John Longenecker, a married father of three children, was a custom cabinetmaker in rural Pennsylvania when he suddenly found himself out of a job during the Great Recession. He had been a cabinetmaker for 18 years.
With Father's Day approaching, he told his local paper that "It's going to be a bittersweet type of thing. I'm not feeling really proud right now."
He's not alone.
In 2000, the annual unemployment rate for high-school educated men was 3.4 percent. Today it is 11.4 percent. By contrast, the unemployment rate today for college-educated men is 4.3 percent, and 8.8 percent for high-school educated women.
This means that unemployment is higher among all less-educated workers, but also that a rising share of working-class families are now being headed by female breadwinners.

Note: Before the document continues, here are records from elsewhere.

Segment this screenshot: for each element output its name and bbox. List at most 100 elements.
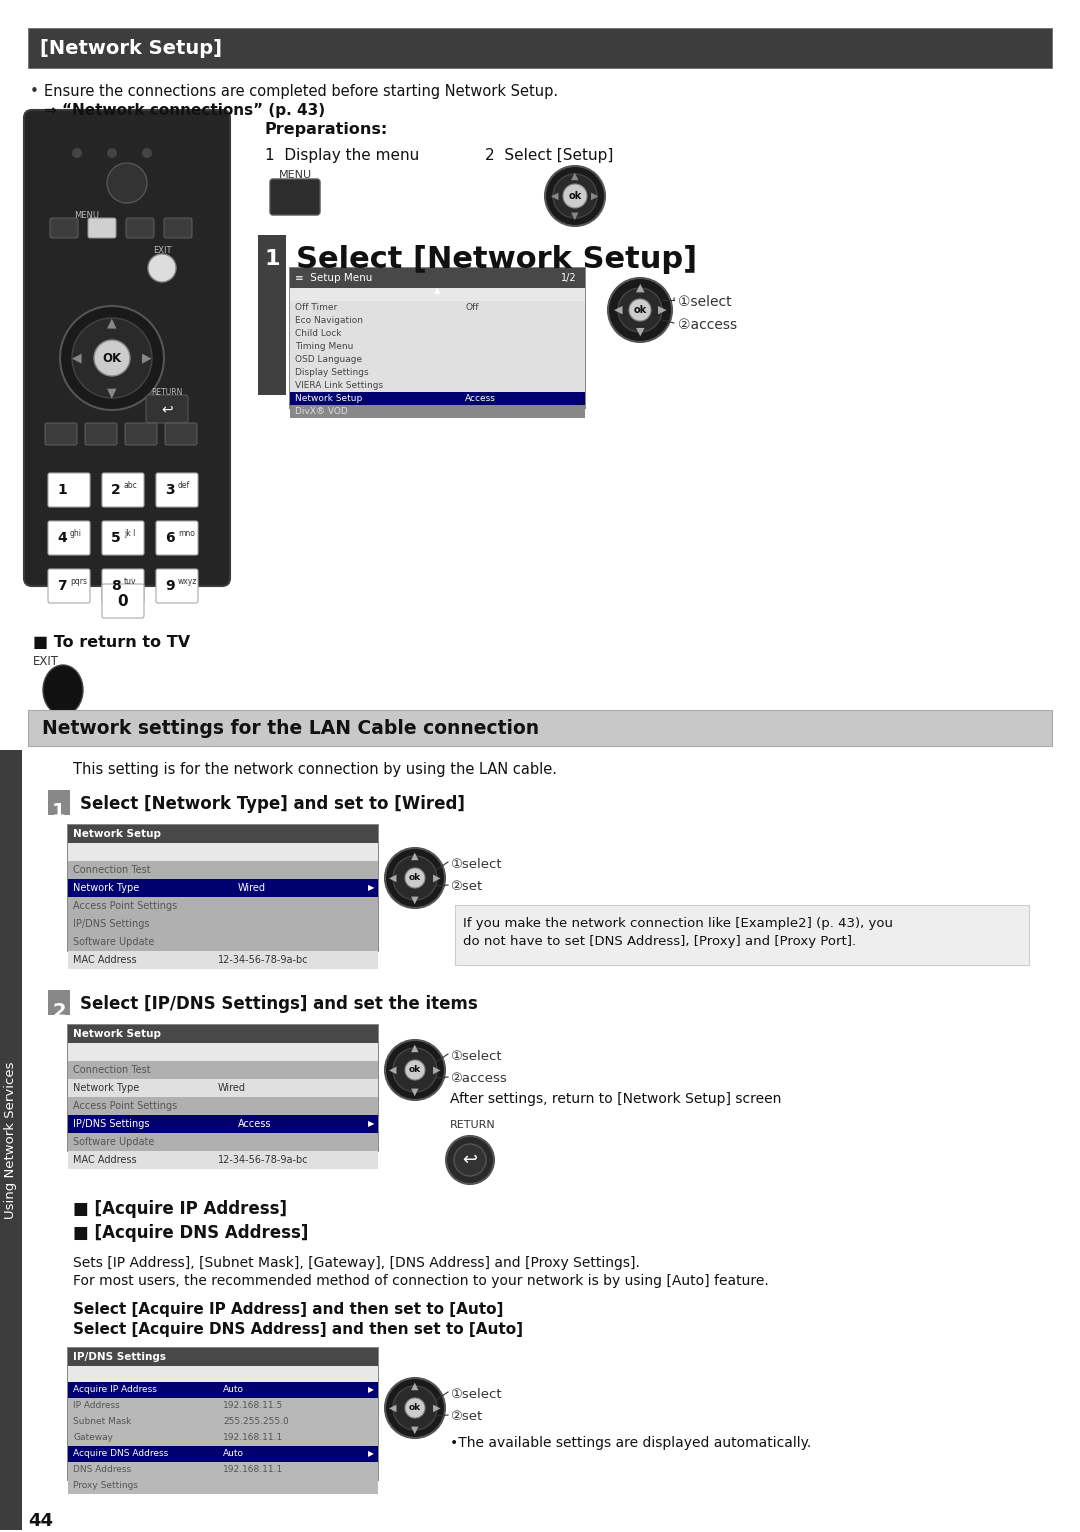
Bar — [68, 1151, 378, 1169]
Text: If you make the network connection like [Example2] (p. 43), you: If you make the network connection like … — [463, 918, 893, 930]
Text: ▲: ▲ — [411, 850, 419, 861]
Text: ok: ok — [568, 192, 582, 201]
Text: MENU: MENU — [279, 170, 311, 179]
Bar — [68, 1025, 378, 1043]
Circle shape — [405, 1060, 426, 1080]
Text: tuv: tuv — [124, 578, 136, 587]
FancyBboxPatch shape — [48, 473, 90, 507]
Text: jk l: jk l — [124, 530, 135, 539]
Text: Access Point Settings: Access Point Settings — [73, 901, 177, 912]
Text: MENU: MENU — [75, 211, 99, 221]
Text: 12-34-56-78-9a-bc: 12-34-56-78-9a-bc — [218, 954, 309, 965]
Text: IP/DNS Settings: IP/DNS Settings — [73, 1118, 149, 1129]
Circle shape — [393, 1386, 437, 1429]
Text: ▶: ▶ — [143, 351, 152, 365]
Bar — [68, 898, 378, 915]
Bar — [68, 933, 378, 951]
Text: Select [Network Type] and set to [Wired]: Select [Network Type] and set to [Wired] — [80, 795, 464, 813]
Text: mno: mno — [178, 530, 194, 539]
Text: 192.168.11.1: 192.168.11.1 — [222, 1466, 283, 1474]
Text: Access: Access — [238, 1118, 271, 1129]
Text: Proxy Settings: Proxy Settings — [73, 1481, 138, 1491]
Text: Software Update: Software Update — [73, 938, 154, 947]
Text: Connection Test: Connection Test — [73, 866, 150, 875]
Bar — [289, 267, 586, 409]
Circle shape — [618, 288, 662, 332]
Text: This setting is for the network connection by using the LAN cable.: This setting is for the network connecti… — [73, 761, 557, 777]
Text: ②access: ②access — [450, 1072, 507, 1085]
Text: Off: Off — [465, 303, 478, 313]
Circle shape — [60, 306, 164, 411]
Text: IP/DNS Settings: IP/DNS Settings — [73, 1353, 166, 1362]
Bar — [67, 1023, 379, 1152]
Text: OK: OK — [103, 351, 122, 365]
Text: Network Setup: Network Setup — [73, 829, 161, 840]
FancyBboxPatch shape — [126, 218, 154, 237]
FancyBboxPatch shape — [102, 521, 144, 555]
Bar — [68, 1062, 378, 1079]
Text: [Network Setup]: [Network Setup] — [40, 38, 222, 58]
Bar — [291, 366, 585, 378]
Text: ◀: ◀ — [72, 351, 82, 365]
Text: 6: 6 — [165, 532, 175, 545]
Text: EXIT: EXIT — [152, 247, 172, 254]
Circle shape — [384, 1377, 445, 1439]
Bar — [48, 791, 70, 815]
Bar — [291, 314, 585, 326]
Bar — [68, 915, 378, 933]
Bar — [258, 234, 286, 395]
Text: ◀: ◀ — [389, 873, 396, 882]
Text: 1: 1 — [52, 801, 66, 821]
Bar — [68, 1478, 378, 1494]
Bar — [68, 1134, 378, 1151]
Text: ≡  Setup Menu: ≡ Setup Menu — [295, 273, 373, 283]
Text: ①select: ①select — [678, 296, 731, 309]
Text: 1: 1 — [265, 250, 280, 270]
Text: Wired: Wired — [238, 882, 266, 893]
Text: After settings, return to [Network Setup] screen: After settings, return to [Network Setup… — [450, 1092, 781, 1106]
Bar — [68, 1462, 378, 1478]
Text: Child Lock: Child Lock — [295, 329, 341, 339]
Text: Connection Test: Connection Test — [73, 1065, 150, 1075]
Bar — [291, 378, 585, 392]
Circle shape — [405, 869, 426, 889]
Text: 2: 2 — [52, 1002, 66, 1020]
Text: 0: 0 — [118, 593, 129, 608]
Text: OSD Language: OSD Language — [295, 355, 362, 365]
Text: 12-34-56-78-9a-bc: 12-34-56-78-9a-bc — [218, 1155, 309, 1164]
Text: Access Point Settings: Access Point Settings — [73, 1102, 177, 1111]
Text: ▶: ▶ — [433, 1403, 441, 1413]
Circle shape — [405, 1399, 426, 1419]
Bar — [68, 1025, 378, 1151]
Text: ▲: ▲ — [411, 1043, 419, 1052]
Text: ▲: ▲ — [107, 317, 117, 329]
Text: 1  Display the menu: 1 Display the menu — [265, 149, 419, 162]
FancyBboxPatch shape — [102, 584, 144, 617]
Text: ▶: ▶ — [368, 1449, 374, 1458]
Text: 2  Select [Setup]: 2 Select [Setup] — [485, 149, 613, 162]
FancyBboxPatch shape — [125, 423, 157, 444]
Text: Auto: Auto — [222, 1449, 244, 1458]
Text: def: def — [178, 481, 190, 490]
Text: RETURN: RETURN — [151, 388, 183, 397]
FancyBboxPatch shape — [270, 179, 320, 214]
Text: ok: ok — [409, 1403, 421, 1413]
Text: Ensure the connections are completed before starting Network Setup.: Ensure the connections are completed bef… — [44, 84, 558, 100]
Circle shape — [107, 149, 117, 158]
Text: 7: 7 — [57, 579, 67, 593]
Circle shape — [384, 1040, 445, 1100]
Text: ②set: ②set — [450, 879, 483, 893]
FancyBboxPatch shape — [48, 568, 90, 604]
Text: Preparations:: Preparations: — [265, 123, 388, 136]
Bar — [68, 861, 378, 879]
Bar — [68, 1348, 378, 1480]
Text: VIERA Link Settings: VIERA Link Settings — [295, 381, 383, 391]
Text: ①select: ①select — [450, 1049, 501, 1063]
Bar — [455, 905, 1029, 965]
Text: 2: 2 — [111, 483, 121, 496]
Text: Acquire IP Address: Acquire IP Address — [73, 1385, 157, 1394]
Text: 9: 9 — [165, 579, 175, 593]
Text: wxyz: wxyz — [178, 578, 198, 587]
Bar — [291, 268, 585, 288]
Text: •The available settings are displayed automatically.: •The available settings are displayed au… — [450, 1435, 811, 1449]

Of the recession's job losses, 75 percent have been among men -- the majority among working-class men. Some economists now call it the "mancession."
How is the family life of these unemployed fathers? Are they spending more time with their children, overseeing more of the household chores and preparing dinner for the family when Mom comes home? Sociologist Christine Whelan, in the essay "A Feminist-Friendly Recession" published in the 2009 State of Our Unions report, predicts that current unemployment trends will foster more gender egalitarianism and greater marital happiness on the home front, as unemployed or underemployed men take up more child care and housework.
It's possible. But it would be unwise to discount the deep sense of meaning and purpose that men have traditionally drawn from providing for their families.